At present, commercially available PBPK modelling platforms do not offer mechanistic models of the bladder nor the application of long-acting drug delivery systems for the treatment of bladder disease. This research therefore aims to apply custom-built PBPK modelling frameworks for the simulation of localized drug delivery systems in the bladder to provide predicted pharmacokinetic data to inform varying stages of the drug development process.
This on-campus or virtual volunteer research project is available in the spring or summer for 5-6 hours per week. The preferred candidates will have experience with MATLAB and interested in Pharmacokinetics and Biopharmaceutics.
This is a collaborative Scholarship of Teaching and Learning (SoTL study) with Creighton and Rosalind Franklin universities to ascertain the extent to which lifestyle medicine is included in pharmacy curricula in the United States. The survey is complete and IRB approval has been obtained. The student would be involved in disseminating the survey and data collection using Qualtrics. Depending on timing and student interest, additional opportunities may be available.
The project will be offered on a volunteer basis and require two hours per week in virtual setting. Students with these skills are encouraged to apply: 2PD or 3PD preferred; Some experience with an electronic survey instrument such as Qualtrics or Survey Monkey; Attention to detail; Good writing skills; and a proven record of meeting deadlines.

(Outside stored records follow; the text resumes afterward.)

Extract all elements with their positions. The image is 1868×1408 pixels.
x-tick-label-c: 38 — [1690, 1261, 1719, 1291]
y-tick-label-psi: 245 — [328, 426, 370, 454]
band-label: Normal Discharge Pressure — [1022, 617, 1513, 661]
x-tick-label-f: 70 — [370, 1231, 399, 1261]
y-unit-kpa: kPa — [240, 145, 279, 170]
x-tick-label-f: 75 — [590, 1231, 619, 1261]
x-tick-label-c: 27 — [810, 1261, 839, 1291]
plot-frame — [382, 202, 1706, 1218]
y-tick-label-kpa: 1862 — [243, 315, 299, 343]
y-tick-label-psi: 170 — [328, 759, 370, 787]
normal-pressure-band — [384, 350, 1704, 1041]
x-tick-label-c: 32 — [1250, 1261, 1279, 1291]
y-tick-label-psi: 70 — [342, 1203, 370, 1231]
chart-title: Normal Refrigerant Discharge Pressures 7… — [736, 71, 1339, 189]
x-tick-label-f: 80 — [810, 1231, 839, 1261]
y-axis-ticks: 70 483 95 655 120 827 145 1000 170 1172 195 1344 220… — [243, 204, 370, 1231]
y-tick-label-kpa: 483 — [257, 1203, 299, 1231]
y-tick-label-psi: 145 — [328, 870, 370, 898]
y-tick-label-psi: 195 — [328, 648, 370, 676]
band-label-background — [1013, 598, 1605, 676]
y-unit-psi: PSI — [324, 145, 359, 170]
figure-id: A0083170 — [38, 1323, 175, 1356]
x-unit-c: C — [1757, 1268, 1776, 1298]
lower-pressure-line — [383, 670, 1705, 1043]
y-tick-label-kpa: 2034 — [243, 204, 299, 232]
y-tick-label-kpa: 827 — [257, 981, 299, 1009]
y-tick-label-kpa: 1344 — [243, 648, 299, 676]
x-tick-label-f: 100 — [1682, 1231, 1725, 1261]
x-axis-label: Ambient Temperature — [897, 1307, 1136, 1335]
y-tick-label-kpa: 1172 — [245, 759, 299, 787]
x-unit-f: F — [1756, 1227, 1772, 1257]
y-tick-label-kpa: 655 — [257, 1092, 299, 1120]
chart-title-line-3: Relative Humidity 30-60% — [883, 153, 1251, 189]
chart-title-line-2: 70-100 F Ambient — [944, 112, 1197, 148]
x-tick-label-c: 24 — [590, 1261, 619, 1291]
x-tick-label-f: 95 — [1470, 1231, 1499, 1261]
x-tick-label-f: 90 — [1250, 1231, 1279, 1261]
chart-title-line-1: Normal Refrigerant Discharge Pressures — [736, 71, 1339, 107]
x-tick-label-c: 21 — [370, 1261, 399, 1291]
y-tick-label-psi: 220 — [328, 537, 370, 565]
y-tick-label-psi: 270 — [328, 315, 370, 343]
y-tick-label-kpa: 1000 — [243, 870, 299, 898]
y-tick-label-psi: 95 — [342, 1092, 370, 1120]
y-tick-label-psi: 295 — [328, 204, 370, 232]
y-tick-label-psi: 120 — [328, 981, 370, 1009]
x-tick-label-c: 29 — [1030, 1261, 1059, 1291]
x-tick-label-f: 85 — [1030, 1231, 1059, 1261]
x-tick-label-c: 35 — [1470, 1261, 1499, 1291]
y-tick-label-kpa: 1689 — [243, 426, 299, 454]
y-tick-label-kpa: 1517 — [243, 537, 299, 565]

This project will establish a plastic-based, dynamic in vitro hollow fiber infection model and generate the proof-of-concept on the antimalarial effects of different drugs in monotherapy and combinations. This will enhance our ability to develop safe, effective, and clinically relevant combination dosage regimens for treating malaria using translational PK-PD modeling. These models will be used to optimize combination dosage regimens that maximize the antimalarial killing ratio.
The research project is available on a volunteer basis. Students can be expected to work 10 hours per week at the Orlando campus. The position is open in the spring and summer semesters. The preferred candidates will have microbial bench skills, including pipetting, autoclaving, and preparing culture media. Desired, but not required, knowledge of software like R and Monolix.